Banyak hal yang berubah. Saya lebih lambat dalam memahami sebuah bacaan dari biasanya
dan hal ini berpengaruh kepada kemampuan saya dalam bidang akademik maupun non-
akademik. Saya terus merasa tertekan dan lebih sering menangis. Saya merasa gagal dan
menjadi orang paling bodoh di dunia. Namun, saya menyadari suatu hal saat di tingkat
Sekolah Menengah Akhir (SMA). Saya kurang termotivasi dan terlalu larut dalam kesedihan.
Saya berusaha untuk berubah menjadi pribadi yang lebih baik dan mulai serius dalam
berbagai hal. Saya mulai mencari kekurangan saya dari hasil PTS yang sudah diberikan. Dan
ternyata, salah satu kekurangan saya adalah literasi.

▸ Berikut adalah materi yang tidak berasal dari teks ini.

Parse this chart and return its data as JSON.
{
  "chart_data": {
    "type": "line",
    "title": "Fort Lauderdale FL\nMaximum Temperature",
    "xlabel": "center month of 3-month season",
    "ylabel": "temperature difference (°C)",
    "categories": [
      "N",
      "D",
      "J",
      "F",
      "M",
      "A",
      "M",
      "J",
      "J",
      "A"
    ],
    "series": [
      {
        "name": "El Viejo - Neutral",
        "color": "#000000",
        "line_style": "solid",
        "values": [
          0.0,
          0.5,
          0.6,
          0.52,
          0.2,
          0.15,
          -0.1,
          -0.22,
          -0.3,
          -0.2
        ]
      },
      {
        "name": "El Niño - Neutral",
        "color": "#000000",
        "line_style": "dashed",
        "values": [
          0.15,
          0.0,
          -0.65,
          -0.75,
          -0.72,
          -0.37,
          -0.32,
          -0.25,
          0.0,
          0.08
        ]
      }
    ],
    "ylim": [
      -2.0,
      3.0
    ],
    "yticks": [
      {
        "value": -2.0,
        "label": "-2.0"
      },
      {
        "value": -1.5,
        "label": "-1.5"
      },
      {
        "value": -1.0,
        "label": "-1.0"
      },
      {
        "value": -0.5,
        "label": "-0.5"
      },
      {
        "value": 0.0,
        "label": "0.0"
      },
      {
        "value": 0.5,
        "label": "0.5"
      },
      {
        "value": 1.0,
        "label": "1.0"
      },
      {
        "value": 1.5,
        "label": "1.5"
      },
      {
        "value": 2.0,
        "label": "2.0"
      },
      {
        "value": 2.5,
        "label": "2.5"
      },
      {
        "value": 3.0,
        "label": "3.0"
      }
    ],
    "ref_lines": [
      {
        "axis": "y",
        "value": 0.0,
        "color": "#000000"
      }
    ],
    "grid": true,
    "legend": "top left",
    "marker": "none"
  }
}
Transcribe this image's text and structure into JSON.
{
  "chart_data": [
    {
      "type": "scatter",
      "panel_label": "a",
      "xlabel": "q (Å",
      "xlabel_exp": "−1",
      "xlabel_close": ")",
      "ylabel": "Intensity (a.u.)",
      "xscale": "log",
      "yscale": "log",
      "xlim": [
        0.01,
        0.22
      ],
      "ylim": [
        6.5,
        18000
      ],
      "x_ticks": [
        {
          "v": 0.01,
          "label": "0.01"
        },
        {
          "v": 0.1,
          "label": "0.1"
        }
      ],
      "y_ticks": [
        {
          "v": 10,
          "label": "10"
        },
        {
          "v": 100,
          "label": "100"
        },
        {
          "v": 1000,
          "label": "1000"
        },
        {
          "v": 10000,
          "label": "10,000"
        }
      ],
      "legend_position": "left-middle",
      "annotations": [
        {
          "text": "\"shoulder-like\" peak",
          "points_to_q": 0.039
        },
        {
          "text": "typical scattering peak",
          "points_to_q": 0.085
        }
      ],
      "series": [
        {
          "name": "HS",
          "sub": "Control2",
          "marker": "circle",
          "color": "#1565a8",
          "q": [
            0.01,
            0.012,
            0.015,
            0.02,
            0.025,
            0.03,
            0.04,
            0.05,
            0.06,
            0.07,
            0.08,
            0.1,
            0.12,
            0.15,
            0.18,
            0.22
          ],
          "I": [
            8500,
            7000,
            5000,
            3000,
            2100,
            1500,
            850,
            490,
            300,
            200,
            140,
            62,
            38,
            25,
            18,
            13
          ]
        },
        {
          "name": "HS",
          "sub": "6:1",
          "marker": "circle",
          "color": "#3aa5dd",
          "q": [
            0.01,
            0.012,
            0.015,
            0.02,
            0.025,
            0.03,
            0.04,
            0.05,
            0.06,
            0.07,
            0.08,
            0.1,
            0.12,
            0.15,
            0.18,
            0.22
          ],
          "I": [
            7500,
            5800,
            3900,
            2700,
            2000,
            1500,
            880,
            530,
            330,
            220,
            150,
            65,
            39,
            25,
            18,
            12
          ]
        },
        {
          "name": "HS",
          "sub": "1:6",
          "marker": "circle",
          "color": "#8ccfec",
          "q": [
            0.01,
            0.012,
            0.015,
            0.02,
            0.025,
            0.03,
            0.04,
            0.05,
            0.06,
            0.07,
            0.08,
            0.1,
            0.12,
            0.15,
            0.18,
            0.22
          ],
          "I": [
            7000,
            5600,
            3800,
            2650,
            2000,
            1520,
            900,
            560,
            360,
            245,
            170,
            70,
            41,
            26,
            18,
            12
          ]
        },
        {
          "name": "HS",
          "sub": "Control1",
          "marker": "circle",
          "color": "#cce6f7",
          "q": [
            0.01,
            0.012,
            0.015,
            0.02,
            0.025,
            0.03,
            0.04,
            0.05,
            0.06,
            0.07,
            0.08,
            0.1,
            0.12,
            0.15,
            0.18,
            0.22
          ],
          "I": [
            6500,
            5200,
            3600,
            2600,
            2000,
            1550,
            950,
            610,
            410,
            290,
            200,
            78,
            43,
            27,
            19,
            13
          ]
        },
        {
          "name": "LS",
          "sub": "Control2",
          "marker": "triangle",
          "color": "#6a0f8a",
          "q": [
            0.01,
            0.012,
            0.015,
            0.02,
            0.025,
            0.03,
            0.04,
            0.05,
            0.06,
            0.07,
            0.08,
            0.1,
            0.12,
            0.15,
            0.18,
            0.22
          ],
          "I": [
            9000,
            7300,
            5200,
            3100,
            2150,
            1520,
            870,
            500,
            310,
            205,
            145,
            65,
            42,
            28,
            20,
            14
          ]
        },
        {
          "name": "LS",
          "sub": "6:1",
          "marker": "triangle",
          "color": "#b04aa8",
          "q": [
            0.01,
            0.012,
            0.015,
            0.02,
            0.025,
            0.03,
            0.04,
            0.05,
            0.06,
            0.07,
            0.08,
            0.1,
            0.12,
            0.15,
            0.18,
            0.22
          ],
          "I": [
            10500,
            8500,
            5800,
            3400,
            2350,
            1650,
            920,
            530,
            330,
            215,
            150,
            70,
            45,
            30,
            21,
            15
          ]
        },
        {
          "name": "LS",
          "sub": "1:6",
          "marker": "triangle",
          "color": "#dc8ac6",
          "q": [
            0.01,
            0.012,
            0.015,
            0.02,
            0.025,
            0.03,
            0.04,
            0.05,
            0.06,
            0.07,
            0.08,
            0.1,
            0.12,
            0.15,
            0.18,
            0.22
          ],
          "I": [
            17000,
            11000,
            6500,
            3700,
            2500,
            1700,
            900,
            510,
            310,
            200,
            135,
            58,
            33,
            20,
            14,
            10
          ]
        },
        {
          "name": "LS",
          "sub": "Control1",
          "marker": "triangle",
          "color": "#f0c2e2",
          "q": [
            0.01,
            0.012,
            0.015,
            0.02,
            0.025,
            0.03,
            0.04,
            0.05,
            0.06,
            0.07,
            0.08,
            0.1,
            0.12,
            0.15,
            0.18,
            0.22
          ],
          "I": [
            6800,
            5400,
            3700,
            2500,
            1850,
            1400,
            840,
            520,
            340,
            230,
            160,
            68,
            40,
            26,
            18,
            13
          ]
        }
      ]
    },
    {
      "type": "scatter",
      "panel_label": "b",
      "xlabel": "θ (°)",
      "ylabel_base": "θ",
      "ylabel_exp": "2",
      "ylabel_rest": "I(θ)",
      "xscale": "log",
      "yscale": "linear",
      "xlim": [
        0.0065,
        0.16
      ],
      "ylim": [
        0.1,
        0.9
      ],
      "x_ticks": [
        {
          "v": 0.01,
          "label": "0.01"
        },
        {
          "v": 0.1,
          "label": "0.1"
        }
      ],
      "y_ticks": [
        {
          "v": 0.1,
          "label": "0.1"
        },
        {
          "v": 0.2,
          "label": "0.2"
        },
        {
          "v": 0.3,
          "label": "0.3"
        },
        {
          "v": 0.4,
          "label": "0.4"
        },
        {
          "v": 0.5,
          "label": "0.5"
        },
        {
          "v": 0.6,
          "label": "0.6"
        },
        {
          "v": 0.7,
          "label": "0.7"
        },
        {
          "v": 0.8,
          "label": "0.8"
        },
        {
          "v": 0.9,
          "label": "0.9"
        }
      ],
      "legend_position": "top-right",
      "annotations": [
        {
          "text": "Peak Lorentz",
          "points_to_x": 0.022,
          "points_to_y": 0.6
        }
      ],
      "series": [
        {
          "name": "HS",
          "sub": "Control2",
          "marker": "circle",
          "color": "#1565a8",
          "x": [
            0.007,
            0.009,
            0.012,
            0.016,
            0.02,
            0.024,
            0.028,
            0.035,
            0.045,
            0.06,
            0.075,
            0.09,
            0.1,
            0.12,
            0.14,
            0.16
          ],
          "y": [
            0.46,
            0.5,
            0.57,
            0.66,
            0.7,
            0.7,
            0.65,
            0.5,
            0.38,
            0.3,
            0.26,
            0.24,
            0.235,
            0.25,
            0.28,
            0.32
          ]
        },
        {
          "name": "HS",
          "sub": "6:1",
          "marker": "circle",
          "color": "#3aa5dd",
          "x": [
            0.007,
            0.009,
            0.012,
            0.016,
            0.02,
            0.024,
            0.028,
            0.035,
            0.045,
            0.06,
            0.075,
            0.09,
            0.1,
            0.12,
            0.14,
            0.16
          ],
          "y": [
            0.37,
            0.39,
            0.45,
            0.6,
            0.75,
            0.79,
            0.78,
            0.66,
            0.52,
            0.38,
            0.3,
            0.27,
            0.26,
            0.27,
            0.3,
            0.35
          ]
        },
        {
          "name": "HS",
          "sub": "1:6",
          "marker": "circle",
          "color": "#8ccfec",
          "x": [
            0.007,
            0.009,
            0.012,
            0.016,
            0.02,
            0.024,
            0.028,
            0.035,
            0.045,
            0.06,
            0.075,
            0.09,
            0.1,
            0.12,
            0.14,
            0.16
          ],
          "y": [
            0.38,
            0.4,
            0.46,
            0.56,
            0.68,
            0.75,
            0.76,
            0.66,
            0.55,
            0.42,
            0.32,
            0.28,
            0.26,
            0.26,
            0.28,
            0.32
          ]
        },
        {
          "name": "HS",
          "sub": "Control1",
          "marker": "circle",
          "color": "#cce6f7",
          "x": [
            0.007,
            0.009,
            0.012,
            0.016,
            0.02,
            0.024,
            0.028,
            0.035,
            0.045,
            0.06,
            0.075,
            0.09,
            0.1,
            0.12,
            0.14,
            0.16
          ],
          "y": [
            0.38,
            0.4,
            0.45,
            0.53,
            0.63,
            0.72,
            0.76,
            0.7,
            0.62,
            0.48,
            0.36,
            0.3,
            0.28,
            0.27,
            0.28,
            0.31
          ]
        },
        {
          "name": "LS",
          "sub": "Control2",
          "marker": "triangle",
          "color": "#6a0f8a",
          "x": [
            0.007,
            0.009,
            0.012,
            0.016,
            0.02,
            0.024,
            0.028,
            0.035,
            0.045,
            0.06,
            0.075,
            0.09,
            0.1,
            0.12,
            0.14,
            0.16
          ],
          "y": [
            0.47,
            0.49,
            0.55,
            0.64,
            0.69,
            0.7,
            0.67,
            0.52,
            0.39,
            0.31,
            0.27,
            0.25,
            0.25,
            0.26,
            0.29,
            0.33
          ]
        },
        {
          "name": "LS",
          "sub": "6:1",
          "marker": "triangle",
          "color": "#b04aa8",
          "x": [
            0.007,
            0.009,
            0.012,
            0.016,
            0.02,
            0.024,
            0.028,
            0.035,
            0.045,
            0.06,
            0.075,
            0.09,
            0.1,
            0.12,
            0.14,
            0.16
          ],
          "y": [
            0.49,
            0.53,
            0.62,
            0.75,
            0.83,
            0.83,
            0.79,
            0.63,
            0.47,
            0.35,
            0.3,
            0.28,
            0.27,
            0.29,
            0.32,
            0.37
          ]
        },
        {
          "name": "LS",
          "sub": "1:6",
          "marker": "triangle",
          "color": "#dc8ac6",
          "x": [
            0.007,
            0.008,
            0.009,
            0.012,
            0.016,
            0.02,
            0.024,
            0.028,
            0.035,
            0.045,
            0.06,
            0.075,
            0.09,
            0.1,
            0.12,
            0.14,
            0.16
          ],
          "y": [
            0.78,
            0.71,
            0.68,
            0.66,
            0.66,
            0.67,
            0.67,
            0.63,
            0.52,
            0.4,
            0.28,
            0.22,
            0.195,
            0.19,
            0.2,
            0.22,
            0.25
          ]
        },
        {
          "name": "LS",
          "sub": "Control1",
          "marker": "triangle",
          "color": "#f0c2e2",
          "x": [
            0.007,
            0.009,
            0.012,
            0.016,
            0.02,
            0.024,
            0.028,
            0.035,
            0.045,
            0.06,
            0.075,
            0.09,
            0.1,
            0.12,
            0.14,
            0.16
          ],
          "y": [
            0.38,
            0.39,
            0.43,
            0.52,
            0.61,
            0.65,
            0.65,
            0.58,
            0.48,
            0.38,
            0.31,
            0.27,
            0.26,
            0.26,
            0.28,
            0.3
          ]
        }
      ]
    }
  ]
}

Sejak pandemi saya kurang berliterasi. Maka dari itu, saya mulai meningkatkan
kembali kemampuan literasi saya. Saya lebih sering menghabiskan waktu dengan buku
bacaan atau bahkan artikel yang tersedia di internet, mengasah kemampuan menulis saya, dan
kegiatan berliterasi lainnya. Bahkan rasanya, saya lebih sering datang ke perpustakaan di
sekolah dibandingkan menyelam di media sosial. Hasilnya memang belum tampak. Namun,
saya dapat merasakan kemajuan secara perlahan dari diri saya sendiri.

Pada akhirnya, saya mengerti bahwa literasi sangat dibutuhkan untuk membentuk
kemampuan bahkan karakter dari pelajar. Dan saya yakin sekali, jika setiap pelajar di
Indonesia terus meningkatkan kemampuan berliterasi mereka, pastinya negara Indonesia
tidak akan menempati posisi sepuluh negara terbawah yang memiliki tingkat literasi rendah.
Maka dari itu, saya sangat mengajak dan mengharapkan teman-teman satu bangsa
untuk terus berliterasi, kapanpun, dimanapun, dan dengan siapapun. Kaislah ilmu
pengetahuan. Bangunlah citra nama bangsa dengan literasi.